Na série do Wladimir Kaminer sobre o mundial de futebol na Rússia, vários posts são sobre a interacção entre os estrangeiros e as mulheres russas. Pensava eu que era piada do escritor, mas um artigo do dia 5 de julho no jornal Süddeutsche Zeitung esclareceu-me. Muito resumidamente, o artigo de Julian Hans, a partir de Moscovo, diz isto:
O filme mostra as imagens habituais de uma festa internacional de desporto: pessoas que não se conhecem, de diferentes regiões do mundo, dançam em conjunto na rua, cantam e confraternizam. Mas o vídeo em questão só se tornou realmente famoso quando as pessoas se deram conta da letra da canção que os alegres brasileiros cantavam para a russa loira no meio deles: "Buceta rosa". Aos ouvidos russos, isto soa a "um ramo de rosas" - e este mal-entendido seria o motivo pelo qual a rapariga entrou naquela dinâmica de grupo. O verdadeiro significado da expressão em português explica, por seu lado, o riso alarve dos turistas. A primeira reacção veio das mulheres russas, furiosas. A seguir, os homens do filme foram reconhecidos pelos seus colegas no Brasil, perderam o emprego, e as associações de fãs brasileiras apresentaram pedidos de desculpa.
"Buceta rosa" tornou-se um sinónimo
O caso podia estar encerrado, mas na Rússia a expressão "Buceta rosa" tornou-se um sinónimo da discussão sobre quanta proximidade se deve permitir a estes estranhos que vêm às centenas de milhares não apenas para Moscovo, mas também para outras cidades que raramente vêem turistas. A invasão de fãs na sua maioria homens jovens provocou insegurança sobretudo aos homens do país, e deu origem a um debate sobre a relação entre homens e mulheres na Rússia.O primeiro entusiasmo em relação aos divertidos mexicanos com os seus sombreros, os brasileiros com os seus tambores e os argentinos com as suas danças deu lugar a uma onda de raiva descarregada na internet (e não só), que se instalou no ambiente deste mundial de futebol. Mulheres que punham nas redes sociais fotos suas com estrangeiros eram insultadas como "puta", "protecção de colchão" e "dollar-Nataschas" - por muito inócua que fosse a imagem do seu encontro fortuito com um estrangeiro. Se na foto se via um homem negro, chamavam "tinteiro" à mulher. O tablóide Moskowskij Komsomolez publicou um texto com o título "A hora das libertinas: como as mulheres russas envergonham o seu país e a si próprias no mundial de futebol". E nos talkshows do canal televisivo estatal o tom não é muito diferente.
As feministas debatem se é realmente tão bom trocar o machismo dos seus próprios homens pelo dos estrangeiros.
A indignação devido aos contactos entre as mulheres russas e os estrangeiros é um caso clássico de frustração nas relações entre os sexos.
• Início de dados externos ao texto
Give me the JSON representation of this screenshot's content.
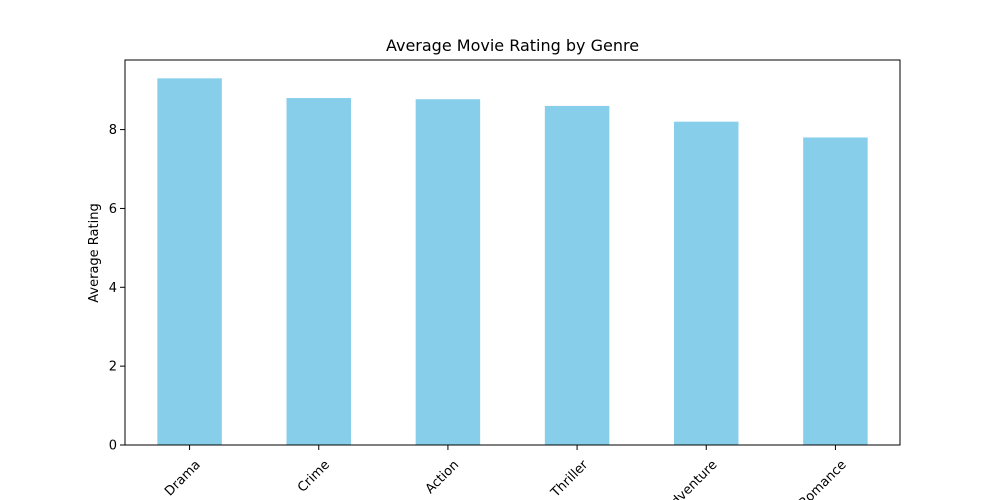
{
  "chart_data": {
    "type": "bar",
    "title": "Average Movie Rating by Genre",
    "xlabel": "",
    "ylabel": "Average Rating",
    "categories": [
      "Drama",
      "Crime",
      "Action",
      "Thriller",
      "Adventure",
      "Romance"
    ],
    "values": [
      9.3,
      8.8,
      8.77,
      8.6,
      8.2,
      7.8
    ],
    "ylim": [
      0,
      9.765
    ],
    "yticks": [
      0,
      2,
      4,
      6,
      8
    ],
    "grid": false,
    "bar_color": "#87CEEB"
  }
}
Até ao mundial de futebol, não era habitual os russos terem contactos com estrangeiros, e a imagem destes era muito determinada pela propaganda da televisão estatal. "Gayropa" é o nome injurioso dado a essa Europa onde dizem que já não há homens verdadeiros. E de repente o país enche-se de jovens com muito bom aspecto que começam a flirtar com as russas!
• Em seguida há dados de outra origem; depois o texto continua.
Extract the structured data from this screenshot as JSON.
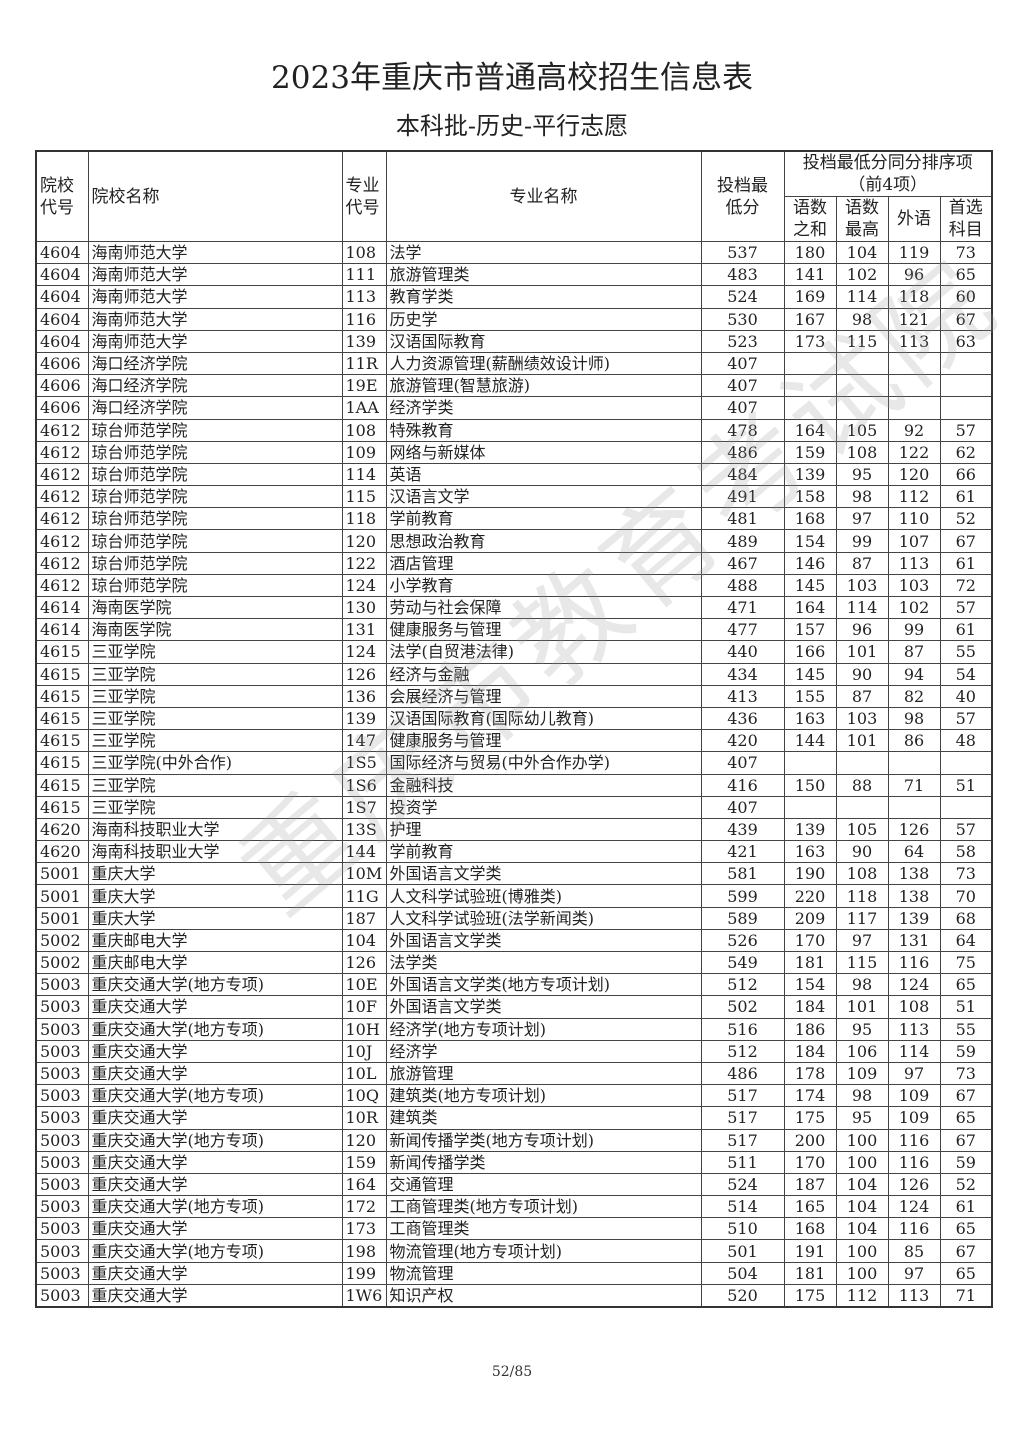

Há muito que o número de mulheres é superior ao de homens
Na Rússia, há menos homens que mulheres, mesmo já nas gerações mais jovens. Alguns motivos: violência, alcoolismo, comportamentos de risco que têm mais incidência nos homens que nas mulheres - e mais ainda no caso dos russos. Além disso, o elevadíssimo número de homens vítimas da revolução, do terror de Estaline e da guerra contra Hitler fez com que a sociedade se habituasse à ideia de haver menos homens que mulheres.As mulheres russas queixam-se de que os homens não se esforçam por agradar porque estão convencidos de que são um exemplar raro. E a propaganda patriótica contribui para agravar o problema, por louvar exageradamente os homens. Finalmente, há uma pressão excessiva sobre as mulheres jovens: "quando é que casas? quando é que começas a ter filhos?"
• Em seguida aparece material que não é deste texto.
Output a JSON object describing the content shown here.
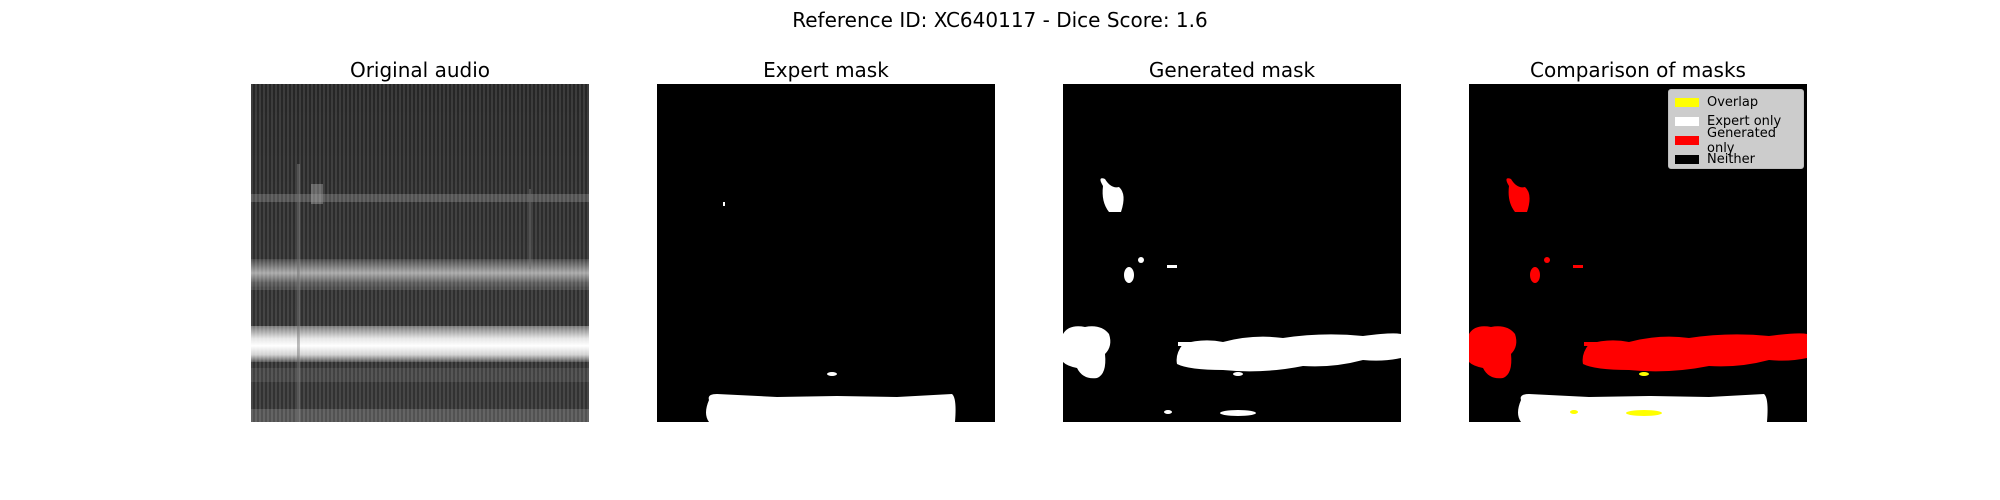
{
  "figure": {
    "title": "Reference ID: XC640117 - Dice Score: 1.6"
  },
  "panels": [
    {
      "title": "Original audio"
    },
    {
      "title": "Expert mask"
    },
    {
      "title": "Generated mask"
    },
    {
      "title": "Comparison of masks"
    }
  ],
  "legend": {
    "items": [
      {
        "label": "Overlap",
        "color": "#ffff00"
      },
      {
        "label": "Expert only",
        "color": "#ffffff"
      },
      {
        "label": "Generated only",
        "color": "#ff0000"
      },
      {
        "label": "Neither",
        "color": "#000000"
      }
    ]
  }
}
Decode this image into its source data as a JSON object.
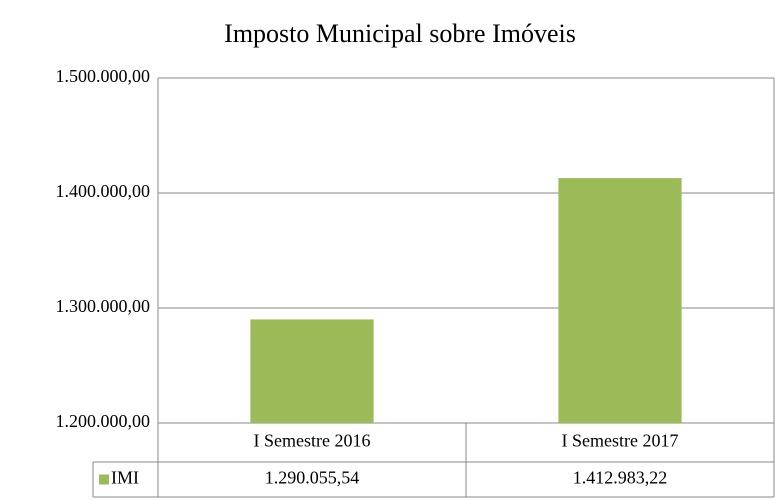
{
  "chart_data": {
    "type": "bar",
    "title": "Imposto Municipal sobre Imóveis",
    "categories": [
      "I Semestre 2016",
      "I Semestre 2017"
    ],
    "series": [
      {
        "name": "IMI",
        "color": "#9bbb59",
        "values": [
          1290055.54,
          1412983.22
        ],
        "value_labels": [
          "1.290.055,54",
          "1.412.983,22"
        ]
      }
    ],
    "ylim": [
      1200000,
      1500000
    ],
    "yticks": [
      {
        "value": 1200000,
        "label": "1.200.000,00"
      },
      {
        "value": 1300000,
        "label": "1.300.000,00"
      },
      {
        "value": 1400000,
        "label": "1.400.000,00"
      },
      {
        "value": 1500000,
        "label": "1.500.000,00"
      }
    ],
    "grid": true,
    "data_table": true
  }
}
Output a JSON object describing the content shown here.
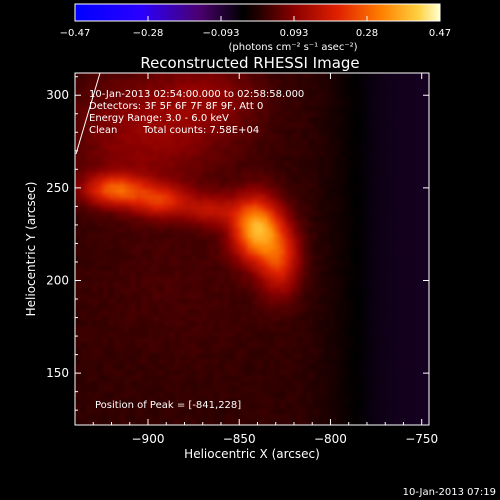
{
  "chart_data": {
    "type": "heatmap",
    "title": "Reconstructed RHESSI Image",
    "xlabel": "Heliocentric X (arcsec)",
    "ylabel": "Heliocentric Y (arcsec)",
    "x_ticks": [
      -900,
      -850,
      -800,
      -750
    ],
    "y_ticks": [
      150,
      200,
      250,
      300
    ],
    "xlim": [
      -940,
      -746
    ],
    "ylim": [
      122,
      312
    ],
    "colorbar": {
      "unit_label": "(photons cm⁻² s⁻¹ asec⁻²)",
      "tick_labels": [
        "-0.47",
        "-0.28",
        "-0.093",
        "0.093",
        "0.28",
        "0.47"
      ],
      "range": [
        -0.47,
        0.47
      ]
    },
    "annotations": {
      "time_range": "10-Jan-2013 02:54:00.000 to 02:58:58.000",
      "detectors": "Detectors: 3F 5F 6F 7F 8F 9F, Att 0",
      "energy_range": "Energy Range: 3.0 - 6.0 keV",
      "method": "Clean",
      "total_counts": "Total counts: 7.58E+04",
      "peak_position": "Position of Peak = [-841,228]"
    },
    "peak": {
      "x": -841,
      "y": 228,
      "value": 0.47
    },
    "sources": [
      {
        "x": -841,
        "y": 228,
        "sx": 9,
        "sy": 12,
        "amp": 0.34
      },
      {
        "x": -828,
        "y": 212,
        "sx": 8,
        "sy": 14,
        "amp": 0.2
      },
      {
        "x": -918,
        "y": 249,
        "sx": 12,
        "sy": 6,
        "amp": 0.24
      },
      {
        "x": -893,
        "y": 243,
        "sx": 11,
        "sy": 6,
        "amp": 0.18
      },
      {
        "x": -865,
        "y": 238,
        "sx": 11,
        "sy": 6,
        "amp": 0.12
      },
      {
        "x": -900,
        "y": 280,
        "sx": 30,
        "sy": 22,
        "amp": 0.09
      },
      {
        "x": -865,
        "y": 300,
        "sx": 20,
        "sy": 14,
        "amp": 0.06
      },
      {
        "x": -885,
        "y": 200,
        "sx": 35,
        "sy": 32,
        "amp": 0.02
      }
    ],
    "background": {
      "west_level": 0.015,
      "east_level": -0.07,
      "transition_x": -790,
      "transition_width": 9
    }
  },
  "footer": {
    "timestamp": "10-Jan-2013 07:19"
  }
}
E é neste clima que as ruas se enchem com a alegria e a animação dos estrangeiros. O Tinder está cheio de fãs de futebol, e as russas estão com vontade de experimentar algo novo, nem que seja um simples flirt, que é algo muito raro no seu quotidiano. Entretanto, os homens russos comportam-se como se pensassem que as mulheres são sua propriedade. Com algumas excepções, como o chefe de redacção do portal Sports.ru, que sintetizou assim: "as mulheres russas podem ter sexo com qualquer um que lhes pareça suficientemente atraente para isso".